The balance of 75% of the RSA will be invested to generate additional income and the RSA holder will continue to receive statement showing the income being generated. Upon attaining the age of 50 years and if the balance in the RSA is above N500,000, the RSA holder will be placed on a monthly pension plan. But if the balance is N500,000 or less, the amount will be paid to the RSA holder en-bloc. In the event of death, the entire amount in the RSA will be paid to the holder’s nominated beneficiary.
No, there is no gratuity under this scheme. However the law provides for payment of Lump Sum benefit (minimum of 25% and maximum of 50%) to a retiree at retirement from the balance standing to the credit of his/her RSA. This benefit payment is made provided the balance after the withdrawal could purchase an annuity or fund monthly payments that would not be less than 50% of his/her monthly pay as at retirement.
However, an employer may choose to pay any other severance benefits (by whatever name called) over and above the retirement benefits payable to the employee subject to the terms and conditions of his/her employment.
Under Normal Retirement (50 years above) the customer is entitled to minimum of 25% and maximum of 50% of RSA balance as Lump sum payment and a monthly or quarterly programmed withdrawal.

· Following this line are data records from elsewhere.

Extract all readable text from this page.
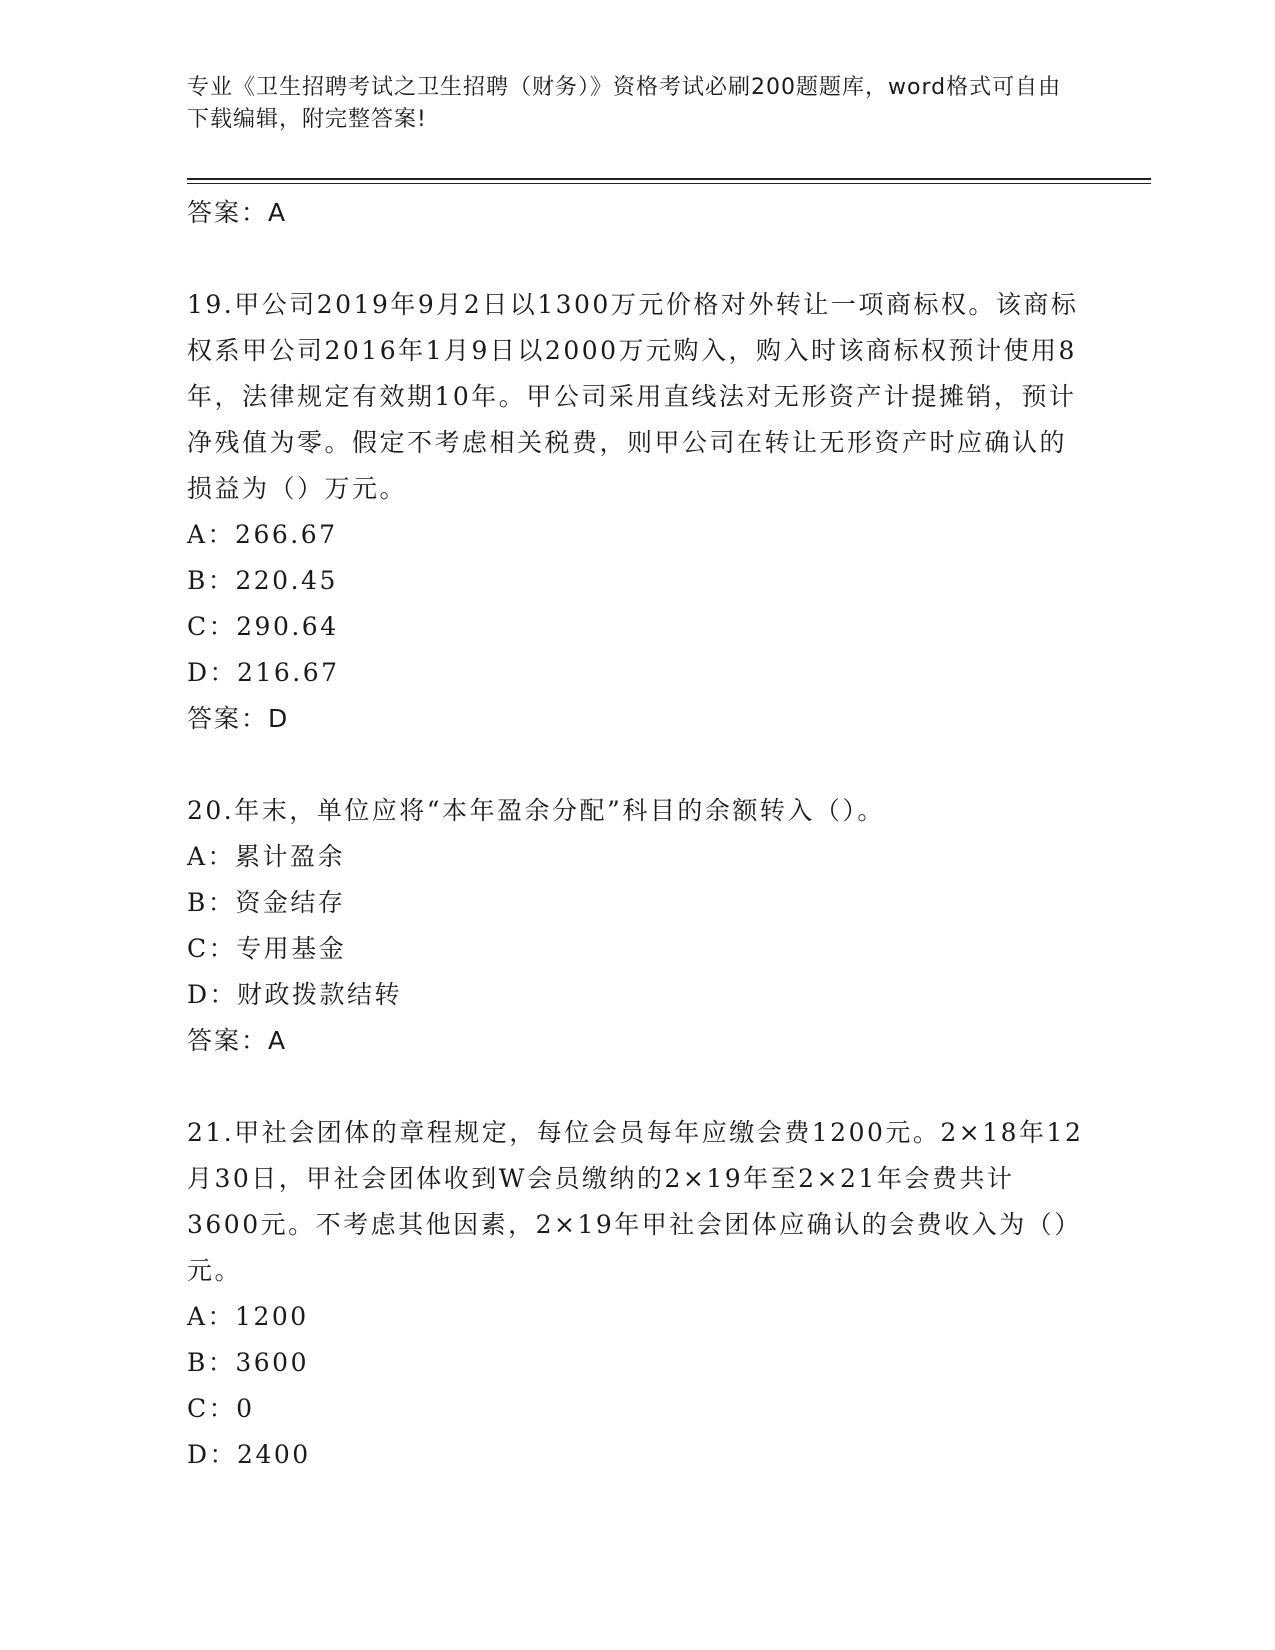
专业《卫生招聘考试之卫生招聘（财务）》资格考试必刷200题题库，word格式可自由下载编辑，附完整答案!

答案：A

19.甲公司2019年9月2日以1300万元价格对外转让一项商标权。该商标权系甲公司2016年1月9日以2000万元购入，购入时该商标权预计使用8年，法律规定有效期10年。甲公司采用直线法对无形资产计提摊销，预计净残值为零。假定不考虑相关税费，则甲公司在转让无形资产时应确认的损益为（）万元。

A：266.67

B：220.45

C：290.64

D：216.67

答案：D

20.年末，单位应将“本年盈余分配”科目的余额转入（）。

A：累计盈余

B：资金结存

C：专用基金

D：财政拨款结转

答案：A

21.甲社会团体的章程规定，每位会员每年应缴会费1200元。2×18年12月30日，甲社会团体收到W会员缴纳的2×19年至2×21年会费共计3600元。不考虑其他因素，2×19年甲社会团体应确认的会费收入为（）元。

A：1200

B：3600

C：0

D：2400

Retiree above 50 years with 500,000 naira or below as RSA balance is paid off (enbloc payment).
Temporary loss of job and voluntary retirement before the age of 50 years is paid 25% of RSA balance 4 months after exit.

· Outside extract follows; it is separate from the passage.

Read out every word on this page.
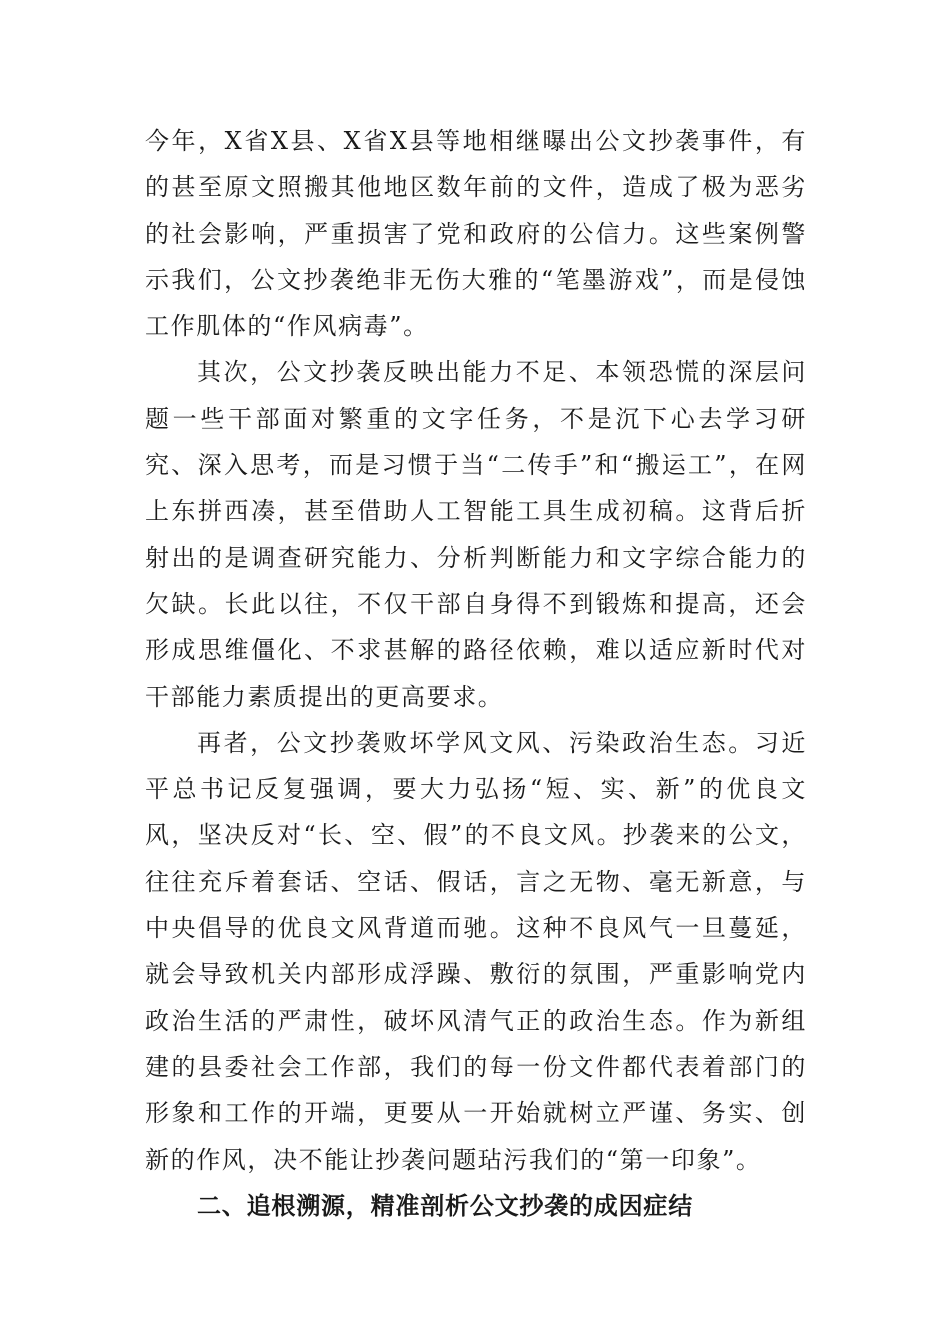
今年，X省X县、X省X县等地相继曝出公文抄袭事件，有的甚至原文照搬其他地区数年前的文件，造成了极为恶劣的社会影响，严重损害了党和政府的公信力。这些案例警示我们，公文抄袭绝非无伤大雅的“笔墨游戏”，而是侵蚀工作肌体的“作风病毒”。

其次，公文抄袭反映出能力不足、本领恐慌的深层问题一些干部面对繁重的文字任务，不是沉下心去学习研究、深入思考，而是习惯于当“二传手”和“搬运工”，在网上东拼西凑，甚至借助人工智能工具生成初稿。这背后折射出的是调查研究能力、分析判断能力和文字综合能力的欠缺。长此以往，不仅干部自身得不到锻炼和提高，还会形成思维僵化、不求甚解的路径依赖，难以适应新时代对干部能力素质提出的更高要求。

再者，公文抄袭败坏学风文风、污染政治生态。习近平总书记反复强调，要大力弘扬“短、实、新”的优良文风，坚决反对“长、空、假”的不良文风。抄袭来的公文，往往充斥着套话、空话、假话，言之无物、毫无新意，与中央倡导的优良文风背道而驰。这种不良风气一旦蔓延，就会导致机关内部形成浮躁、敷衍的氛围，严重影响党内政治生活的严肃性，破坏风清气正的政治生态。作为新组建的县委社会工作部，我们的每一份文件都代表着部门的形象和工作的开端，更要从一开始就树立严谨、务实、创新的作风，决不能让抄袭问题玷污我们的“第一印象”。

二、追根溯源，精准剖析公文抄袭的成因症结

Death benefits is full payment of RSA balance to nominated Next of Kin, this also applies to group life insurance payment.
Where an employee/retiree who has been contributing under the new pension scheme dies, his/her retirement benefits shall be paid to his/her beneficiary under a WILL. In the event that the deceased did not leave a WILL, the retirement benefits shall be paid to any person appointed by the Probate Registry as the administrator of the estate of the deceased.

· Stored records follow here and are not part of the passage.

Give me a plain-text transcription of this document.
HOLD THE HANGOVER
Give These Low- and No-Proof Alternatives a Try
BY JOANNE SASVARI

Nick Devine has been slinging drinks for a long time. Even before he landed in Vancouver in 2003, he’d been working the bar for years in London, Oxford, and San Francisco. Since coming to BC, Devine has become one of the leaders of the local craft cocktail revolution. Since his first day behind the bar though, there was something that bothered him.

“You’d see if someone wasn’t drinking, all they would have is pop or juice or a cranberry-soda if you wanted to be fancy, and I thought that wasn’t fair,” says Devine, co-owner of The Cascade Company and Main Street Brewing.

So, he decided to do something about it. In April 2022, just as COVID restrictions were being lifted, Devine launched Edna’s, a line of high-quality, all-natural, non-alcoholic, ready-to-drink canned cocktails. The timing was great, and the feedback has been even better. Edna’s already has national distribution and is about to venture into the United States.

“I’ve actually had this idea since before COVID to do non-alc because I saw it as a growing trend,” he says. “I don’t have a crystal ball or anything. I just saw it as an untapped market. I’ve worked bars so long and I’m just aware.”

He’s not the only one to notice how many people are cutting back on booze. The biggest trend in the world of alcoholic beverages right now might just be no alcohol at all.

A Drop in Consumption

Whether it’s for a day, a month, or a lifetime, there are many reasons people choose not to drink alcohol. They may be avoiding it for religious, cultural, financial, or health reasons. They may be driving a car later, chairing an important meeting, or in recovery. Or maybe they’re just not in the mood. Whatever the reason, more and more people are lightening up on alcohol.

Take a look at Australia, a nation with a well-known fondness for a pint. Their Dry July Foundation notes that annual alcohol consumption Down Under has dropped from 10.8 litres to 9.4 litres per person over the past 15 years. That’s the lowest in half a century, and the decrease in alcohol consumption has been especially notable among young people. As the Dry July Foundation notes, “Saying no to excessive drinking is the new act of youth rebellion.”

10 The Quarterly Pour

The total contributions will be paid out by the employer directly to a Pension Fund Custodian and will be managed and invested by the Pension Fund Administrator (PFA) of the employee’s choice.
You can increase your pension by making additional voluntary contribution over and above the 8% prescribed by PRA, 2014. Similarly, your employer may increase the employer’s pension contribution above the 10% minimum contribution prescribed by law.
The PFA or your employer cannot have access to the funds in your Retirement Savings Account (RSA). The account operates on your exclusive instruction.
The National Pension Commission is empowered by the Pension Reform Act 2014 to supervise and regulate the new pension scheme
WHAT ARE THE MAIN FUNCTIONS OF THE NATIONAL PENSION COMMISSION?
The National Pension Commission issues licenses to PFAs and Custodians, regulates their activities, and generally formulates, directs and oversees the overall policy guidelines on pension matters in Nigeria.
The pension funds and assets in the Retirement Savings Account (RSA) are kept by the PFC and as such the liquidation of the PFA will not affect the funds and assets. Besides, under the Pension Reform Act 2014, every PFA is expected to maintain a statutory reserve fund as contingency fund to meet claims for which it may be liable as may be determined by National Pension Commission.
HOW CAN I BE SURE THAT MY CONTRIBUTIONS ARE SAFE?
All those managing or keeping custody of pension funds and assets will be licensed and continually regulated and supervised by the National Pension Commission.
WILL INFLATION AND DEVALUATION OF THE NAIRA NOT ERODE THE VALUE OF THE PENSION CONTRIBUTIONS?
It is the duty of the PFAs to administer the contributions and invest in such a way that will ensure safe and reasonable returns on investment. The reserve fund created by the PFAs under the Act would compensate for any erosion of the value of the contributions.